I would give anything to show them there is still love for them in this cold unforgiving world.
Itachi,
You were a sweet child, a caring brother, a brave soldier, and a good man. Your methods could have been better but you protected your brother, so thank you for that.
Watching you grow had been beautiful and painful all at the same time. You left the nest so early and I regret not fighting to give you more time as a child.
I know you feel pain for what you have done in this life but know that I will always love you. I will always watch over you and protect you from beyond. I will never stop because it's a mother's job to make sure her children are okay.
I'm sad that you'll be joining me so soon. You're only twenty-one and you've barely lived at all. It pains me to know you lived fighting and will die fighting but I am happy that you will finally get some peace my son. You, of all people, deserve it.
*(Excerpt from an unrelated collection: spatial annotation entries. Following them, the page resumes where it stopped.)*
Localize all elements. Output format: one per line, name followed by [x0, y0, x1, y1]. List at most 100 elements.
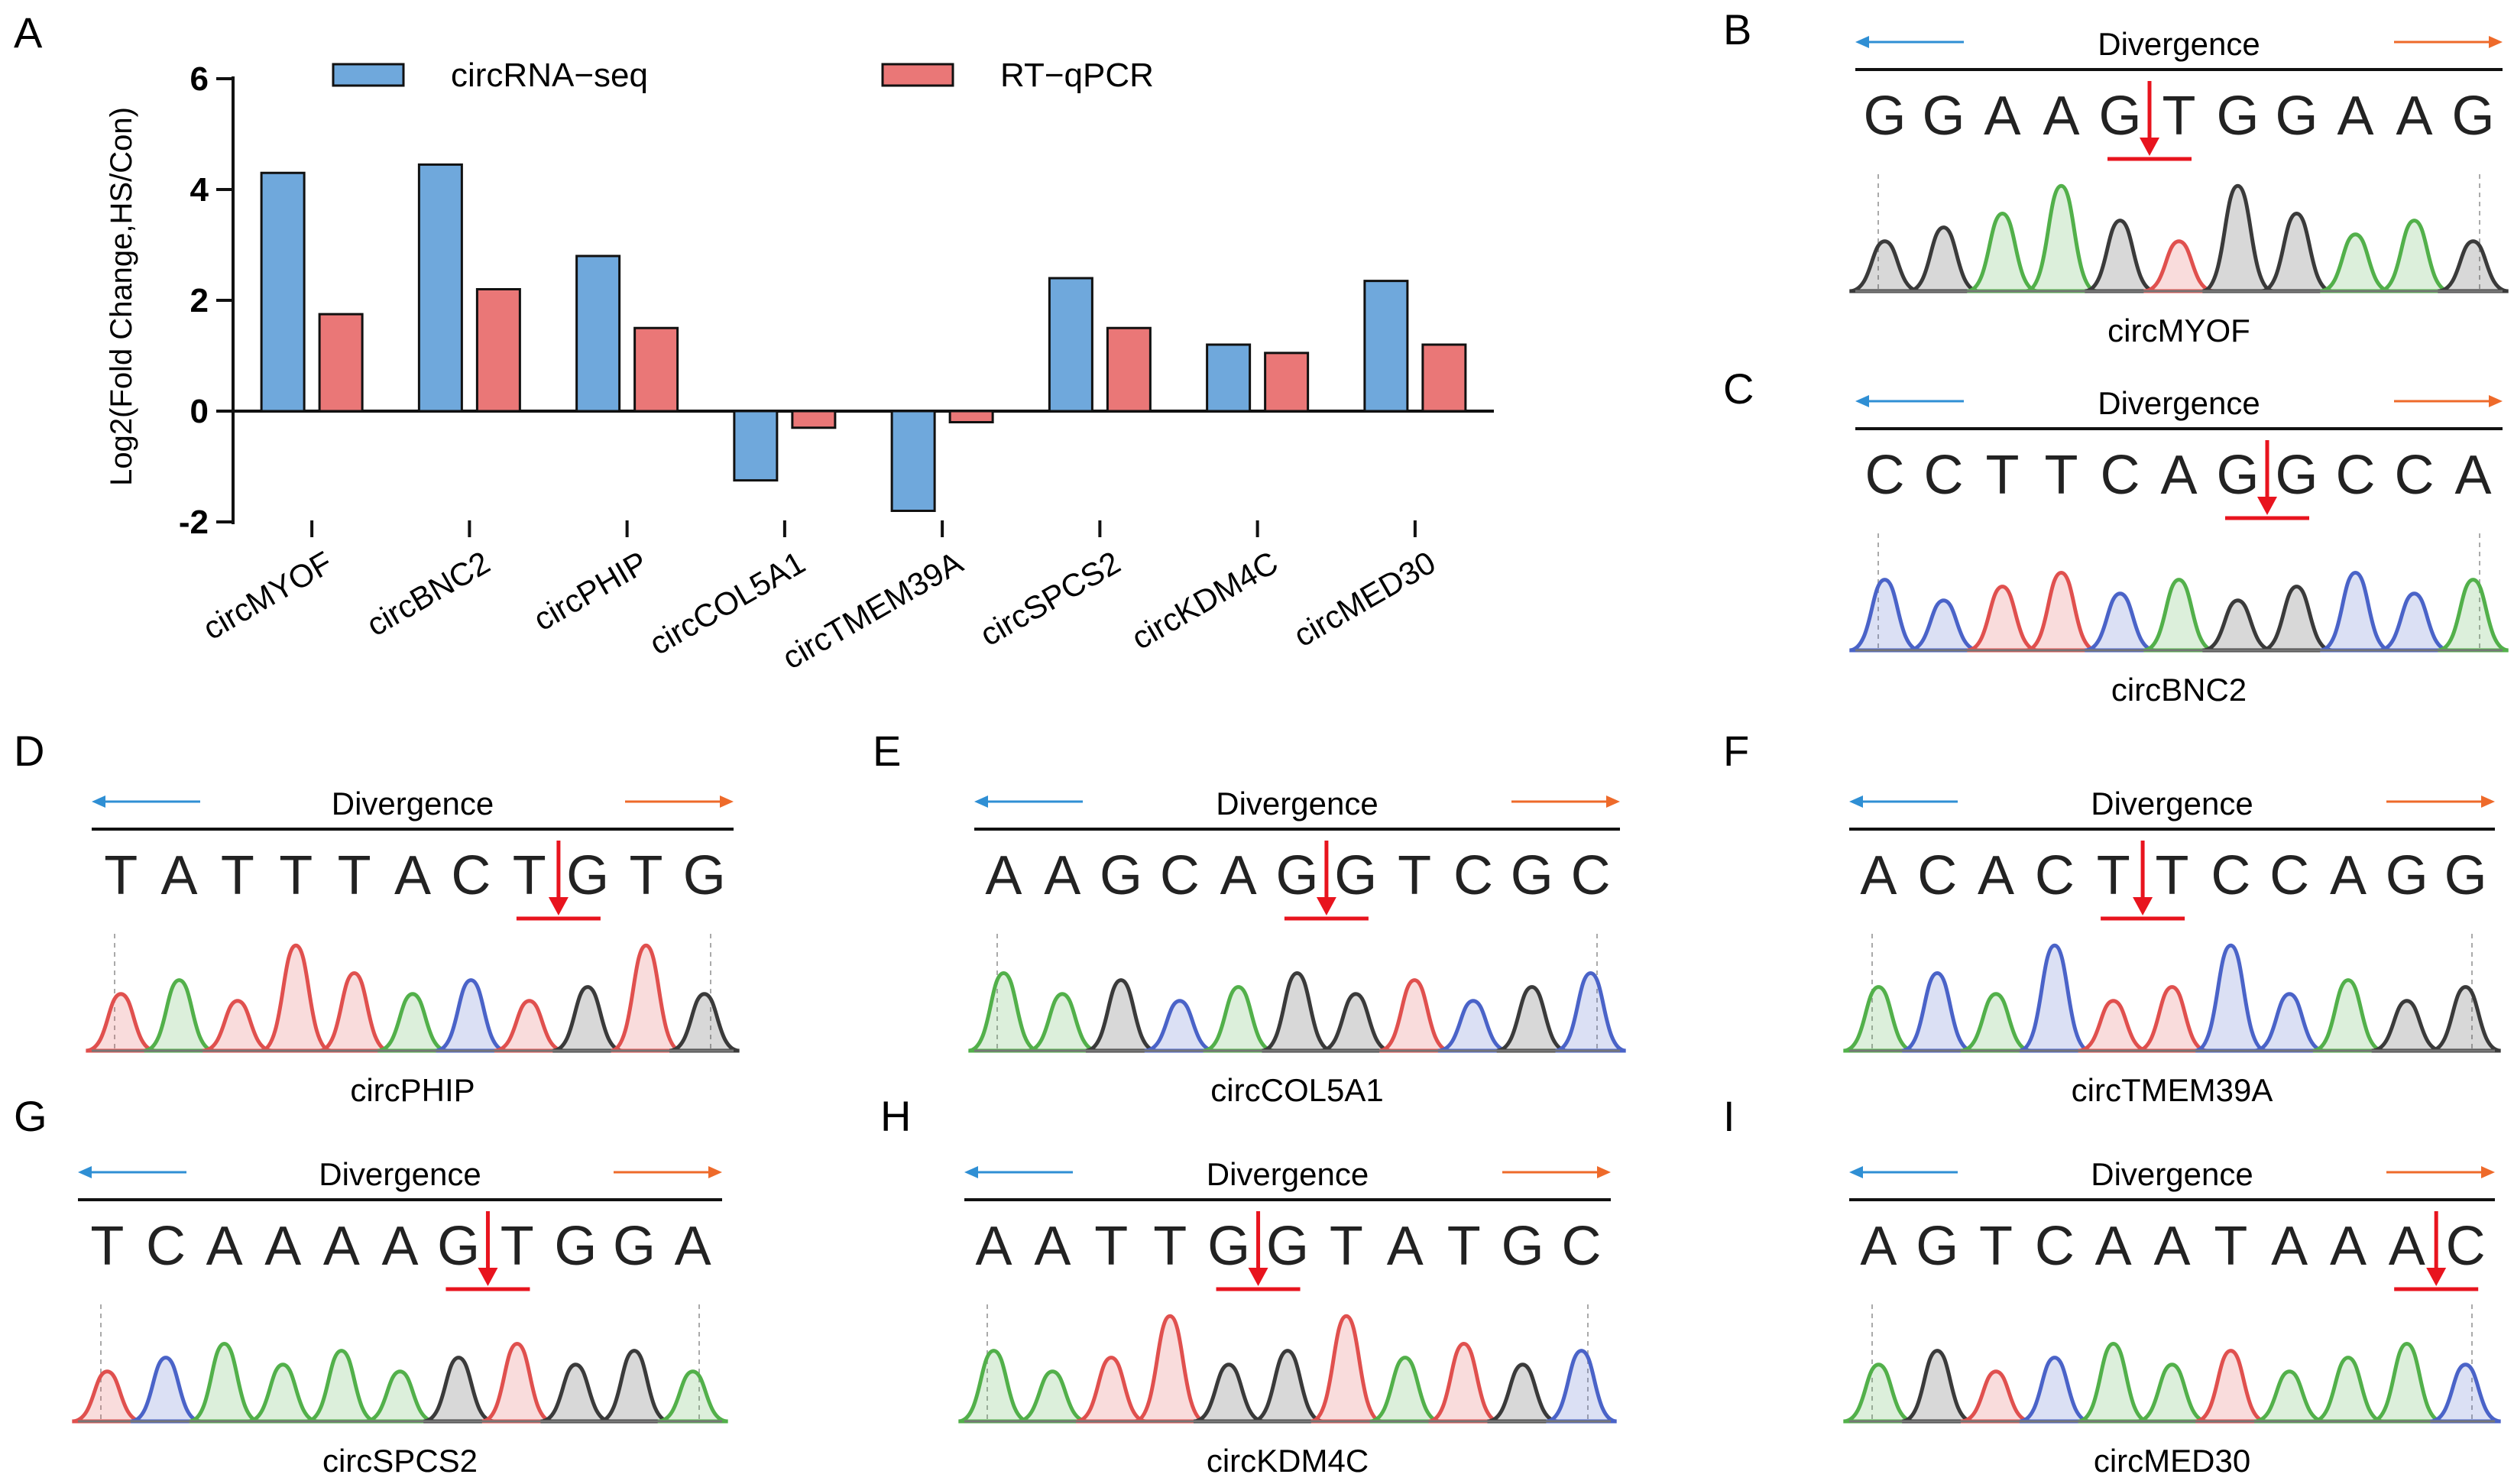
sequence-base: A [323, 1216, 360, 1277]
chromatogram-peak [1554, 970, 1627, 1053]
chromatogram-peak [2312, 978, 2384, 1053]
sequence-base: T [90, 1216, 124, 1277]
bar-circrna-seq-circphip [575, 254, 621, 413]
sequence-base: A [2330, 845, 2367, 906]
sequence-base: G [1916, 1216, 1958, 1277]
gene-name: circTMEM39A [2072, 1072, 2273, 1108]
sequence-base: G [2275, 86, 2318, 147]
chromatogram-peak [2319, 232, 2392, 293]
sequence-base: G [437, 1216, 480, 1277]
chromatogram-peak [2201, 183, 2274, 293]
chromatogram-peak [2430, 1362, 2502, 1424]
sequence-base: C [2395, 445, 2435, 506]
chromatogram-peak [1966, 585, 2039, 653]
x-tick-label: circMED30 [1288, 544, 1441, 653]
bar-rt-qpcr-circmyof [318, 313, 364, 413]
sequence-base: G [2098, 86, 2141, 147]
chromatogram-peak [319, 970, 390, 1053]
chromatogram-peak [2084, 219, 2156, 293]
sequence-base: A [2330, 1216, 2367, 1277]
chromatogram-peak [1026, 992, 1098, 1053]
divergence-title: Divergence [2091, 1156, 2253, 1192]
y-tick-label: 6 [190, 60, 209, 98]
bar-rt-qpcr-circkdm4c [1264, 352, 1310, 413]
x-tick-label: circKDM4C [1126, 544, 1284, 656]
sequence-base: T [2045, 445, 2078, 506]
chromatogram-peak [1428, 1341, 1500, 1424]
sequence-base: G [1100, 845, 1142, 906]
chromatogram-peak [539, 1362, 611, 1424]
chromatogram-peak [967, 970, 1040, 1053]
bar-circrna-seq-circmyof [260, 171, 306, 413]
y-tick-label: -2 [179, 504, 209, 541]
junction-arrowhead [2140, 138, 2159, 156]
sequence-base: T [1986, 445, 2020, 506]
sequence-base: T [279, 845, 313, 906]
x-tick-label: circTMEM39A [776, 544, 969, 676]
chromatogram-peak [2253, 992, 2325, 1053]
chromatogram-peak [1496, 985, 1568, 1053]
divergence-title: Divergence [332, 786, 494, 821]
sequence-base: C [451, 845, 491, 906]
sequence-base: A [2043, 86, 2079, 147]
sequence-base: A [975, 1216, 1012, 1277]
sequence-base: A [1387, 1216, 1424, 1277]
chromatogram-peak [435, 978, 507, 1053]
chromatogram-peak [1075, 1356, 1147, 1424]
chromatogram-peak [1842, 1362, 1914, 1424]
sequence-base: T [1979, 1216, 2013, 1277]
chromatogram-peak [2371, 1341, 2443, 1424]
sequence-base: C [1562, 1216, 1602, 1277]
primer-arrowhead-left [964, 1166, 978, 1178]
sequence-base: C [2211, 845, 2250, 906]
sequence-base: T [1330, 1216, 1363, 1277]
panel-label: G [14, 1092, 47, 1140]
bar-rt-qpcr-circbnc2 [475, 288, 521, 413]
junction-arrowhead [548, 897, 569, 915]
sequence-base: C [2336, 445, 2376, 506]
bar-rt-qpcr-circmed30 [1421, 343, 1467, 413]
legend-swatch [332, 63, 405, 87]
chromatogram-peak [2378, 591, 2451, 653]
chromatogram-peak [1437, 999, 1509, 1053]
chromatogram-peak [1487, 1362, 1559, 1424]
chromatogram-peak [2143, 239, 2215, 293]
sequence-base: A [2153, 1216, 2190, 1277]
chromatogram-peak [130, 1356, 202, 1424]
sequence-base: C [146, 1216, 186, 1277]
chromatogram-peak [71, 1369, 143, 1424]
sequence-base: G [1266, 1216, 1309, 1277]
divergence-title: Divergence [2098, 26, 2260, 62]
sequence-base: A [2271, 1216, 2308, 1277]
sequence-base: G [2216, 445, 2259, 506]
sequence-base: T [1447, 1216, 1481, 1277]
sequence-base: T [2097, 845, 2130, 906]
chromatogram-peak [2260, 211, 2333, 293]
sequence-base: G [2216, 86, 2259, 147]
gene-name: circCOL5A1 [1210, 1072, 1383, 1108]
chromatogram-peak [610, 943, 682, 1053]
y-tick-label: 2 [190, 282, 209, 319]
chromatogram-peak [144, 978, 215, 1053]
primer-arrowhead-left [78, 1166, 92, 1178]
bar-circrna-seq-circmed30 [1363, 280, 1409, 413]
chromatogram-peak [669, 992, 740, 1053]
chromatogram-peak [1320, 992, 1391, 1053]
panel-label-a: A [14, 8, 43, 57]
sequence-base: A [2396, 86, 2432, 147]
chromatogram-peak [1378, 978, 1450, 1053]
sequence-base: A [675, 1216, 711, 1277]
chromatogram-peak [2143, 578, 2215, 653]
chromatogram-peak [1261, 970, 1333, 1053]
gene-name: circMYOF [2107, 313, 2250, 348]
chromatogram-peak [481, 1341, 553, 1424]
chromatogram-peak [1310, 1314, 1382, 1424]
divergence-title: Divergence [1216, 786, 1378, 821]
gene-name: circSPCS2 [322, 1443, 478, 1479]
primer-arrowhead-right [2489, 395, 2503, 407]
So my sweet, gentle, little boy I will wait here for you and when you show up I will tell you how I love you and we will watch over Sasuke together.
Sasuke,
My little boy how you've grown. I've seen how much pain you're in and it breaks my heart. I wish you knew the truth; that your brother is a good man and you don't need to avenge us. I'm glad to see you have people who care about you. Kushina's boy is a good choice, I hope your friendship with him stands firm.
Watching you abandon our village for the traitor Orochimaru was hard. I know you have your reason but I wish you could trust in your comrades easier. I am just happy that you don't relish in killing like that snake wants you to.
You've killed Itachi, Sasuke. What will you do now? I wish you wouldn't trust Obito; he's in just as much pain as you. The both of you aren't thinking straight and it is a sad thing for a mother to watch.
The war is terrible, I'm glad you've decided to fight with your old team, they need you just as much as you need them. Please be careful, I know you're powerful but you're up against forces far greater than you.
Watching you almost die was one of the hardest things I will ever have to go through.
You and Kushina's boy are bonded, my child, and no matter how much you struggle against it I don't believe he's going to let you go that easily. Your fight with him was painful to watch, friends shouldn't fight like that, and though you lost and arm I think you gained something much more precious.
Thank you, Sasuke, for giving me a grandchild. Sarada is beautiful and she will grow to be powerful just like you, I'm sure of it. Kushina's boy has a child as well doesn't he? You might want to watch him; I think there's romance in the air.
I'm glad you're finally happy, my little boy, I'm glad you can be at peace in the world you live in. When you're ready we'll be waiting, but take your time, Sasuke, you don't have to rush. When I see you again I will be happy but for now, watching you be happy, that is good enough for me.
My name is Uchiha Mikoto.
I am a shinobi, I am a wife, but most importantly…
I am a mother.
A/N: Happy Mother's Day!
I hope you enjoyed this story. I wanted to do something I thought was different and I haven't seen a lot of stories on Mikoto and her boys so this was born!
The quote above is by Agatha Christie.